Although transaction activity in the Klang Valley luxury condominium market was less active last year compared with previous years, average transacted prices still rose.
According to research from real estate services firm CH Williams Talhar & Wong (WTW), luxury condominiums in the Golden Triangle were transacted at RM 1,500 per sq ft on average, whereas secondary areas remained firm at RM 920 per sq ft on average.
Average occupancy rates for condominiums and serviced residences remained at between 77 percent and 80 percent in the Golden Triangle area of the capital, and between 60 percent and 65 percent in secondary areas.
Central Kuala Lumpur, Embassy Row, Mont Kiara/Sri Hartamas and the Golden Triangle remained the prime localities for high-end condominiums developments. The market was quiet during the first quarter of 2015 with only two new launches, while the second quarter saw more new launches, especially in Embassy Row (Ampang Hilir/U-Thant) and the Golden Triangle.
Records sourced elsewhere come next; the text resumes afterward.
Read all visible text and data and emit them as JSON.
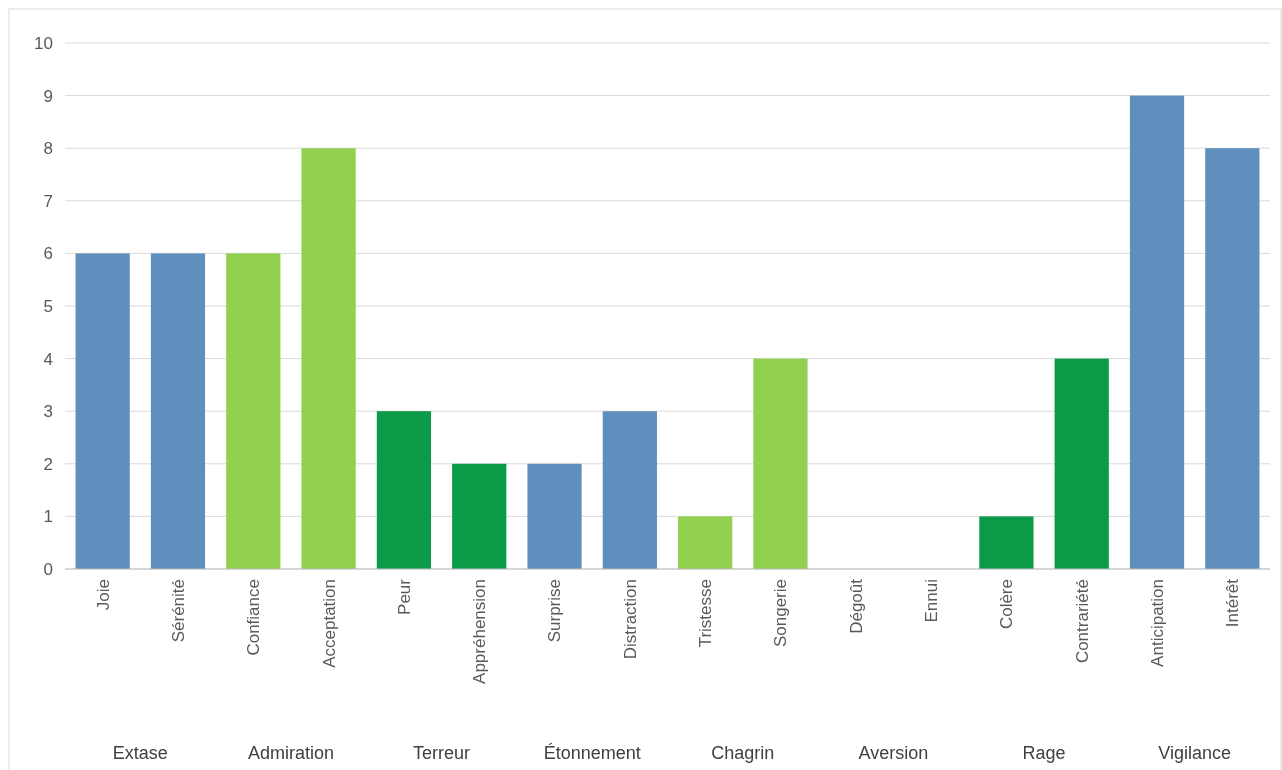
{
  "chart_data": {
    "type": "bar",
    "categories": [
      "Joie",
      "Sérénité",
      "Confiance",
      "Acceptation",
      "Peur",
      "Appréhension",
      "Surprise",
      "Distraction",
      "Tristesse",
      "Songerie",
      "Dégoût",
      "Ennui",
      "Colère",
      "Contrariété",
      "Anticipation",
      "Intérêt"
    ],
    "values": [
      6,
      6,
      6,
      8,
      3,
      2,
      2,
      3,
      1,
      4,
      0,
      0,
      1,
      4,
      9,
      8
    ],
    "colors": [
      "#5f8fbc",
      "#5f8fbc",
      "#92d050",
      "#92d050",
      "#0a9a48",
      "#0a9a48",
      "#5f8fbc",
      "#5f8fbc",
      "#92d050",
      "#92d050",
      "#0a9a48",
      "#0a9a48",
      "#0a9a48",
      "#0a9a48",
      "#5f8fbc",
      "#5f8fbc"
    ],
    "annotations": [
      "Extase",
      "Admiration",
      "Terreur",
      "Étonnement",
      "Chagrin",
      "Aversion",
      "Rage",
      "Vigilance"
    ],
    "ylim": [
      0,
      10
    ],
    "yticks": [
      0,
      1,
      2,
      3,
      4,
      5,
      6,
      7,
      8,
      9,
      10
    ],
    "grid": "y"
  }
}
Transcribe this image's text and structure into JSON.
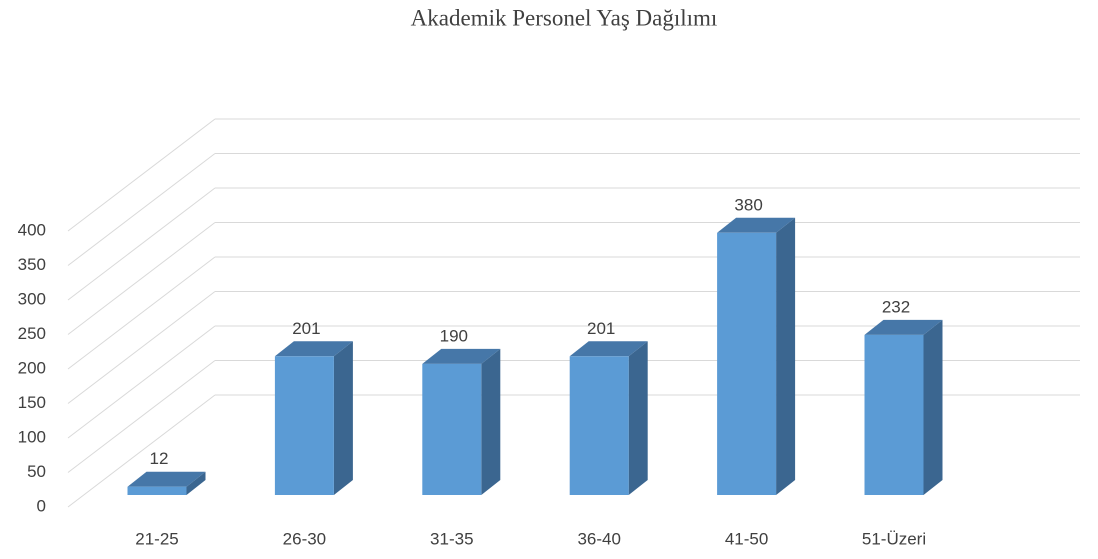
{
  "chart_data": {
    "type": "bar3d",
    "title": "Akademik Personel Yaş Dağılımı",
    "categories": [
      "21-25",
      "26-30",
      "31-35",
      "36-40",
      "41-50",
      "51-Üzeri"
    ],
    "values": [
      12,
      201,
      190,
      201,
      380,
      232
    ],
    "color": "#5b9bd5",
    "ylim": [
      0,
      400
    ],
    "yticks": [
      0,
      50,
      100,
      150,
      200,
      250,
      300,
      350,
      400
    ],
    "grid": true
  }
}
The condominiums sector is expected to be more challenging in the next two years, with the large incoming supply scheduled for completion in 2016 and 2017, according to the firm.
The infrastructure developments, such as MRT SSP Line and East Klang Valley Expressway (EKVE), is likely to spur more condominiums developments in the prime and suburban areas.
However, developers are advised to maintain a cautious stand. The rental market is expected to be a tenant’s market, with more choice of units coming on stream during 2016.